Ew. Indeed a depressing place. Not fresh, not cheap, not clean.


 Soo dirty (and not in a good way). The only things I've ever bought here are packaged goods. And yet, there always seems to be a line, no matter how empty and desolate the store may be. If it's possible, the place is made all the more depressing by the lighting, with its old sanitarium style flair.
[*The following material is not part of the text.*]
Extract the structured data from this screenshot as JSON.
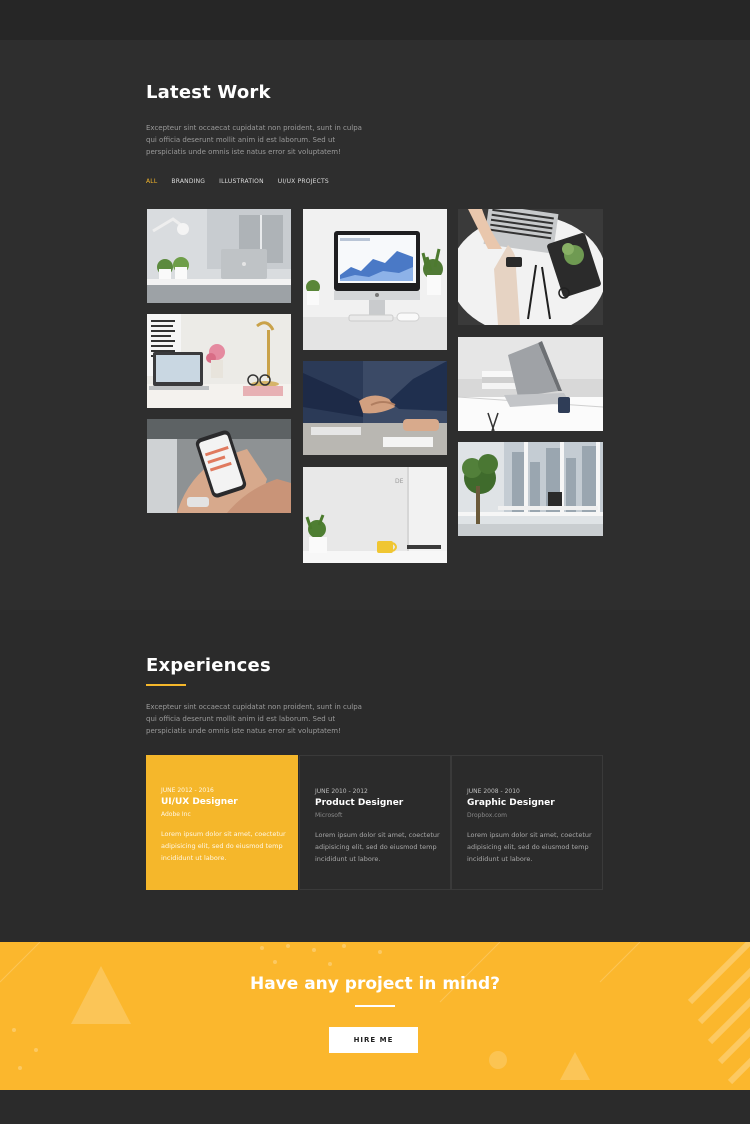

Last time I was there, a washed up actor was talking loudly about her upcoming projects, and that desperation, I think, captures the place exactly.

Can't you see a guy who runs grocery stores like that running the Department of Education?  

I know I can.

The second reason why I am supporting John Catsimatidis for mayor is because he and his family just look like winners and I really think they'll reflect well on New Yorkers as a whole.
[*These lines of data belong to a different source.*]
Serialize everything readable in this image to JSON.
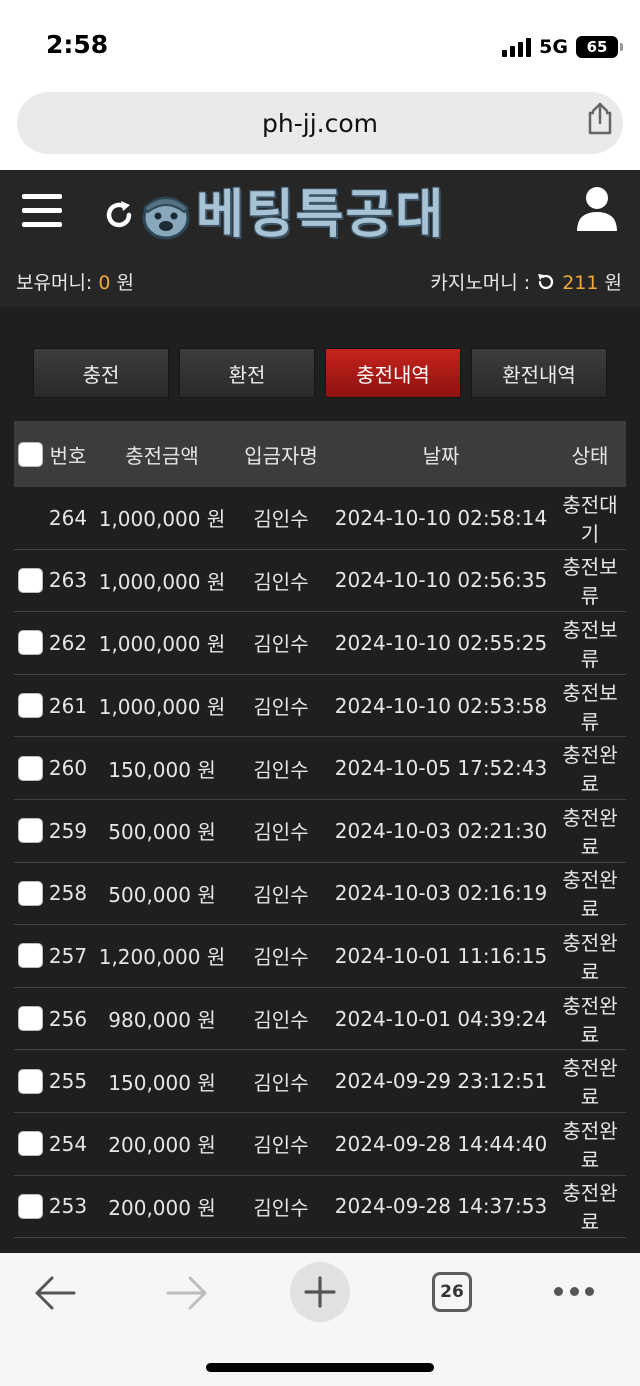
{
  "status_bar": {
    "time": "2:58",
    "network": "5G",
    "battery": "65"
  },
  "browser": {
    "url": "ph-jj.com",
    "tab_count": "26"
  },
  "header": {
    "logo_text": "베팅특공대",
    "money_label": "보유머니: ",
    "money_value": "0",
    "money_unit": " 원",
    "casino_label": "카지노머니 : ",
    "casino_value": "211",
    "casino_unit": " 원"
  },
  "tabs": [
    {
      "label": "충전",
      "active": false
    },
    {
      "label": "환전",
      "active": false
    },
    {
      "label": "충전내역",
      "active": true
    },
    {
      "label": "환전내역",
      "active": false
    }
  ],
  "table": {
    "columns": [
      "번호",
      "충전금액",
      "입금자명",
      "날짜",
      "상태"
    ],
    "rows": [
      {
        "no": "264",
        "amount": "1,000,000 원",
        "name": "김인수",
        "date": "2024-10-10 02:58:14",
        "status": "충전대기",
        "checkbox": false
      },
      {
        "no": "263",
        "amount": "1,000,000 원",
        "name": "김인수",
        "date": "2024-10-10 02:56:35",
        "status": "충전보류",
        "checkbox": true
      },
      {
        "no": "262",
        "amount": "1,000,000 원",
        "name": "김인수",
        "date": "2024-10-10 02:55:25",
        "status": "충전보류",
        "checkbox": true
      },
      {
        "no": "261",
        "amount": "1,000,000 원",
        "name": "김인수",
        "date": "2024-10-10 02:53:58",
        "status": "충전보류",
        "checkbox": true
      },
      {
        "no": "260",
        "amount": "150,000 원",
        "name": "김인수",
        "date": "2024-10-05 17:52:43",
        "status": "충전완료",
        "checkbox": true
      },
      {
        "no": "259",
        "amount": "500,000 원",
        "name": "김인수",
        "date": "2024-10-03 02:21:30",
        "status": "충전완료",
        "checkbox": true
      },
      {
        "no": "258",
        "amount": "500,000 원",
        "name": "김인수",
        "date": "2024-10-03 02:16:19",
        "status": "충전완료",
        "checkbox": true
      },
      {
        "no": "257",
        "amount": "1,200,000 원",
        "name": "김인수",
        "date": "2024-10-01 11:16:15",
        "status": "충전완료",
        "checkbox": true
      },
      {
        "no": "256",
        "amount": "980,000 원",
        "name": "김인수",
        "date": "2024-10-01 04:39:24",
        "status": "충전완료",
        "checkbox": true
      },
      {
        "no": "255",
        "amount": "150,000 원",
        "name": "김인수",
        "date": "2024-09-29 23:12:51",
        "status": "충전완료",
        "checkbox": true
      },
      {
        "no": "254",
        "amount": "200,000 원",
        "name": "김인수",
        "date": "2024-09-28 14:44:40",
        "status": "충전완료",
        "checkbox": true
      },
      {
        "no": "253",
        "amount": "200,000 원",
        "name": "김인수",
        "date": "2024-09-28 14:37:53",
        "status": "충전완료",
        "checkbox": true
      }
    ]
  },
  "colors": {
    "active_tab": "#b81c17",
    "accent": "#f0a93a",
    "background": "#1f1f1f",
    "header_bg": "#262626"
  }
}
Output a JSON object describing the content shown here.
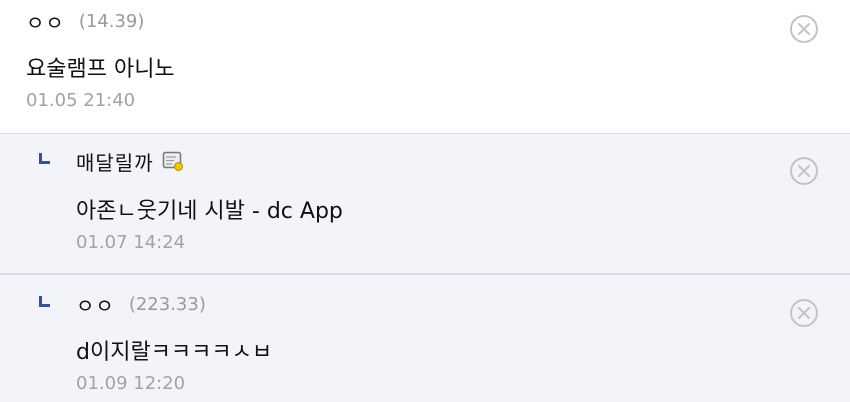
{
  "comments": [
    {
      "nickname": "ㅇㅇ",
      "ip": "(14.39)",
      "body": "요술램프 아니노",
      "date": "01.05 21:40",
      "is_reply": false
    },
    {
      "nickname": "매달릴까",
      "ip": "",
      "body": "아존ㄴ웃기네 시발 - dc App",
      "date": "01.07 14:24",
      "is_reply": true,
      "badge_icon": "gallog-icon"
    },
    {
      "nickname": "ㅇㅇ",
      "ip": "(223.33)",
      "body": "d이지랄ㅋㅋㅋㅋㅅㅂ",
      "date": "01.09 12:20",
      "is_reply": true
    }
  ],
  "icons": {
    "delete": "close-circle-icon",
    "reply": "reply-corner-icon"
  },
  "colors": {
    "reply_marker": "#3b4e9a",
    "reply_background": "#f3f4f9",
    "meta_text": "#9a9a9a"
  }
}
Here, for example, is the Christmas card the family sent out in 2012 to friends and family:

We've had 12 years of that frump, Mayor Bloomberg, and his lady friend, Diana Taylor. 

Don't we need some celebrity glamor in City Hall and Gracie Mansion?
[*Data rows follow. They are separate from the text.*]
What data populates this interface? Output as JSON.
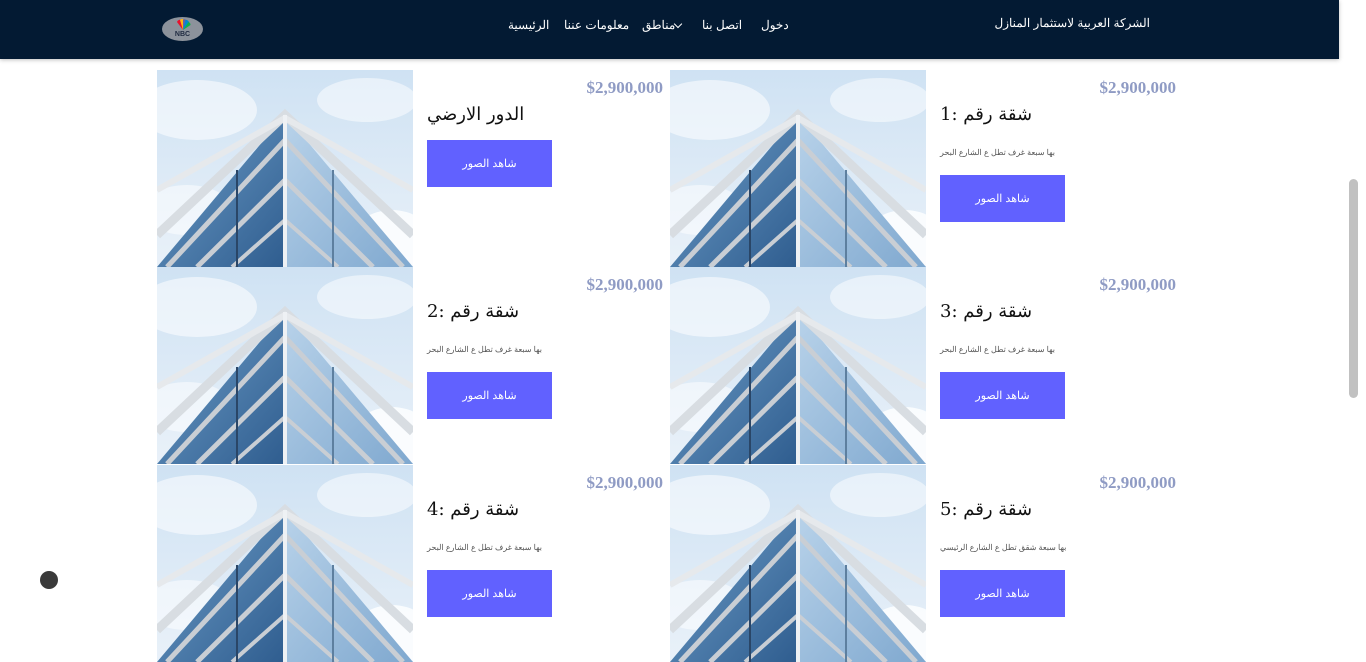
{
  "navbar": {
    "brand": "الشركة العربية لاستثمار المنازل",
    "links": [
      "الرئيسية",
      "معلومات عننا",
      "مناطق",
      "اتصل بنا",
      "دخول"
    ],
    "logo_text": "NBC",
    "background": "#031a33"
  },
  "listings": [
    {
      "price": "$2,900,000",
      "title": "الدور الارضي",
      "description": "",
      "button": "شاهد الصور"
    },
    {
      "price": "$2,900,000",
      "title": "شقة رقم :1",
      "description": "بها سبعة غرف تطل ع الشارع البحر",
      "button": "شاهد الصور"
    },
    {
      "price": "$2,900,000",
      "title": "شقة رقم :2",
      "description": "بها سبعة غرف تطل ع الشارع البحر",
      "button": "شاهد الصور"
    },
    {
      "price": "$2,900,000",
      "title": "شقة رقم :3",
      "description": "بها سبعة غرف تطل ع الشارع البحر",
      "button": "شاهد الصور"
    },
    {
      "price": "$2,900,000",
      "title": "شقة رقم :4",
      "description": "بها سبعة غرف تطل ع الشارع البحر",
      "button": "شاهد الصور"
    },
    {
      "price": "$2,900,000",
      "title": "شقة رقم :5",
      "description": "بها سبعة شقق تطل ع الشارع الرئيسي",
      "button": "شاهد الصور"
    }
  ],
  "colors": {
    "accent": "#6161ff",
    "price": "#8f9bc4"
  }
}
I think we do, and let's face it, doesn't that Catsimatidis family Christmas card just ooze glamor and celebrity.

I think it does.

Hell, I'm finally getting excited about the 2013 mayoral campaign now that we have a real formidable candidate in the race.

I was worried we were going to get stuck with Bloomberg Jr., er, Christine Quinn or worse, Giuliani budget director/MTA chief Joe Lhota.

But now I think we just might get the next Fiorello La Guardia in the form of John Catsimatidis.

Wasn't La Guardia noted for owning filthy, rodent-infested grocery stores that sold post-expiration date food too?